LED——消費電力が小さく、点滅が精確で、長時間安定して動作する——は「ほぼ永遠に動き続ける」ことができます。これが「それは永遠に続く」というコンセプトと一致しました。素材の物理的な性質が、思想の内容と一致するときにのみ、宮島はその素材を選びます。
禅とデジタルの対話
宮島は禅の実践者でもあります。禅の「無心」——思考を手放し、ただあることへの覚醒——とデジタルカウンターの精確な点滅は、一見対極にあるように見えます。しかし宮島にとって、この二つは「変化の中の永続」という同じ真実を指し示す異なる言語です。
よくある質問(FAQ)
宮島達男の作品はなぜ「0」を表示しないのですか?
「0」は仏教的に「死」あるいは「無」を意味するからです。宮島は「死は終わりではなく移行である」という思想から、カウンターに0を含めない設計を選択しています。9から暗転し、再び1が現れる——この循環が生命の連続性を表します。なお、宮島の初期の一部の作品には0が含まれるものもあり、この決断は思想の深化とともに固まっていきました。
宮島達男の作品はどこで見られますか?
直島の『角屋』(ベネッセアートサイト直島)が常設の代表作を見ることができる場所です。また東京の国立新美術館・森美術館、大阪の国立国際美術館にも収蔵作品があります。国際的にはニューヨーク近代美術館(MoMA)・テート・モダン(ロンドン)など世界各地の主要美術館に収蔵されています。
宮島の作品の制作プロセスはどのようなものですか?
宮島の代表的なプロセスは、まず「スピードの設定」を参加者と行うことです。ワークショップで参加者が「自分の数字のスピード(1〜9の変化にかける時間)」を決め、それを記録します。その集積が、特定の空間における作品の「時間の地図」を形成します。技術的には専門のエンジニアと協力してLEDシステムを設計・実装します。
宮島達男と仏教の関係はどのようなものですか?
宮島は在家の禅の修行者で、定期的に坐禅を行っています。彼の三つのコンセプト——「変化し続ける」「関係を結ぶ」「永遠に続く」——は仏教の「無常」「縁起」「涅槃」の概念との深い対応関係があります。ただし宮島は特定の宗教の宣伝を目的としておらず、仏教の思想を「人類の知恵のアーカイブ」として引用する立場を取っています。

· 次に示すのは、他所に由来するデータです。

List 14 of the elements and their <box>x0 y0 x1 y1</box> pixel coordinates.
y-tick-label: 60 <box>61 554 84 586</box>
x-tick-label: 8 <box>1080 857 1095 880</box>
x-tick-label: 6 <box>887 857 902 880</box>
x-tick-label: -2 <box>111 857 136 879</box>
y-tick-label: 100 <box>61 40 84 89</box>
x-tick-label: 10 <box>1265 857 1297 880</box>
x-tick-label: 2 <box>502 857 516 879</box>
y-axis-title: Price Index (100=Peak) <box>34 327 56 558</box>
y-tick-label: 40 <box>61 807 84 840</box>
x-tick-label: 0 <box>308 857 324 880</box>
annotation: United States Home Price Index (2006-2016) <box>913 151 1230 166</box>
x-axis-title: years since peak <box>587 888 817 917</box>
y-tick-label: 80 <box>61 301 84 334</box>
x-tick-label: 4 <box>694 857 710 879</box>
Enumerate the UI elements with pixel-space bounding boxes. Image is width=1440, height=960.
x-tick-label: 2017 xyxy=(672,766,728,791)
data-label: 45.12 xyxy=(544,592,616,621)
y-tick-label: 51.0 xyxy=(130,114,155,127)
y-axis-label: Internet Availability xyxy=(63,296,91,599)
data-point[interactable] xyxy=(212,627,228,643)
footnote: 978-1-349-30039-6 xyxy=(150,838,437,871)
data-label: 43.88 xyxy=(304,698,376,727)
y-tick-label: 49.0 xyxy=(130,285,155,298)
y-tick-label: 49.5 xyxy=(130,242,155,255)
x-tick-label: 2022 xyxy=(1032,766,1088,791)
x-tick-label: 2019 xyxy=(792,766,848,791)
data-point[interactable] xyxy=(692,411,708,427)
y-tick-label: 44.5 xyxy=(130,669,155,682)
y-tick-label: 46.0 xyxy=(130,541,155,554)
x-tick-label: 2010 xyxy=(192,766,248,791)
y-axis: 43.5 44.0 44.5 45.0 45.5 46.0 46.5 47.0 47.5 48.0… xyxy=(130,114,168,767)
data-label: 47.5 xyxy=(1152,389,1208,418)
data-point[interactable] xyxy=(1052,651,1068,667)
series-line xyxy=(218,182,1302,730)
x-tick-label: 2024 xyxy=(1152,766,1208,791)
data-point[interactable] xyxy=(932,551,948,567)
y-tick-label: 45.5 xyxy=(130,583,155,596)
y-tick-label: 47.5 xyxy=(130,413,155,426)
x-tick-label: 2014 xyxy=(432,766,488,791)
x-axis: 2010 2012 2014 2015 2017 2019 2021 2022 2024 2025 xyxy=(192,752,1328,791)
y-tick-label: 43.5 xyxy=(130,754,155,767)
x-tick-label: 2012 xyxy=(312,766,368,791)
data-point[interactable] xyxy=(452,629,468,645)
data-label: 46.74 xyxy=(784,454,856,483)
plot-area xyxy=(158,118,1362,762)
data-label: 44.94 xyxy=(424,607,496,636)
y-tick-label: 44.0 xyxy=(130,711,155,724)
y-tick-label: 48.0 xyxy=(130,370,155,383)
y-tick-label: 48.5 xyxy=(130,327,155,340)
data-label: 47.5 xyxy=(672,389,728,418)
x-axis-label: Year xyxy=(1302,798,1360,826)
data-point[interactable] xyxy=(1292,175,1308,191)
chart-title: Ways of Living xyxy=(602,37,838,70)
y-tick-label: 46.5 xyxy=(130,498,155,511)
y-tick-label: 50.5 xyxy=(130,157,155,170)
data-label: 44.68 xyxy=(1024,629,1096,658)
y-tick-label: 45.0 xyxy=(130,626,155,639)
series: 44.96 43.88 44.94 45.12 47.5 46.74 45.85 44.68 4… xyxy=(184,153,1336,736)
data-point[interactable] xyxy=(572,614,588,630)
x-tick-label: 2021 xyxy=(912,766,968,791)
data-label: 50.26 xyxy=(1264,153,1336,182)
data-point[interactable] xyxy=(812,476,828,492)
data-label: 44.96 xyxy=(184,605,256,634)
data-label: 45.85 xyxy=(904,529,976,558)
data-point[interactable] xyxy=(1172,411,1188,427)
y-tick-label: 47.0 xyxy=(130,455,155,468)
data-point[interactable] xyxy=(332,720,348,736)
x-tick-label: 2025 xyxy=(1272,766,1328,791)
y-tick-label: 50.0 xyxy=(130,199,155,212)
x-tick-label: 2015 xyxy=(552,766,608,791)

宮島達男の作品はなぜデジタルカウンターを使うのですか?
LEDカウンターは「時間を可視化できる最もシンプルな装置」だからです。時計の文字盤は空間的な表示ですが、カウンターは純粋に数字の「変化」だけを示します。また当時最先端のデジタル技術を使うことで、「現代の言語で普遍的な真実を語る」という姿勢を表しています。さらに、LEDは長寿命で精確——「永遠に続く」という作品コンセプトに物理的に応答する素材でもあります。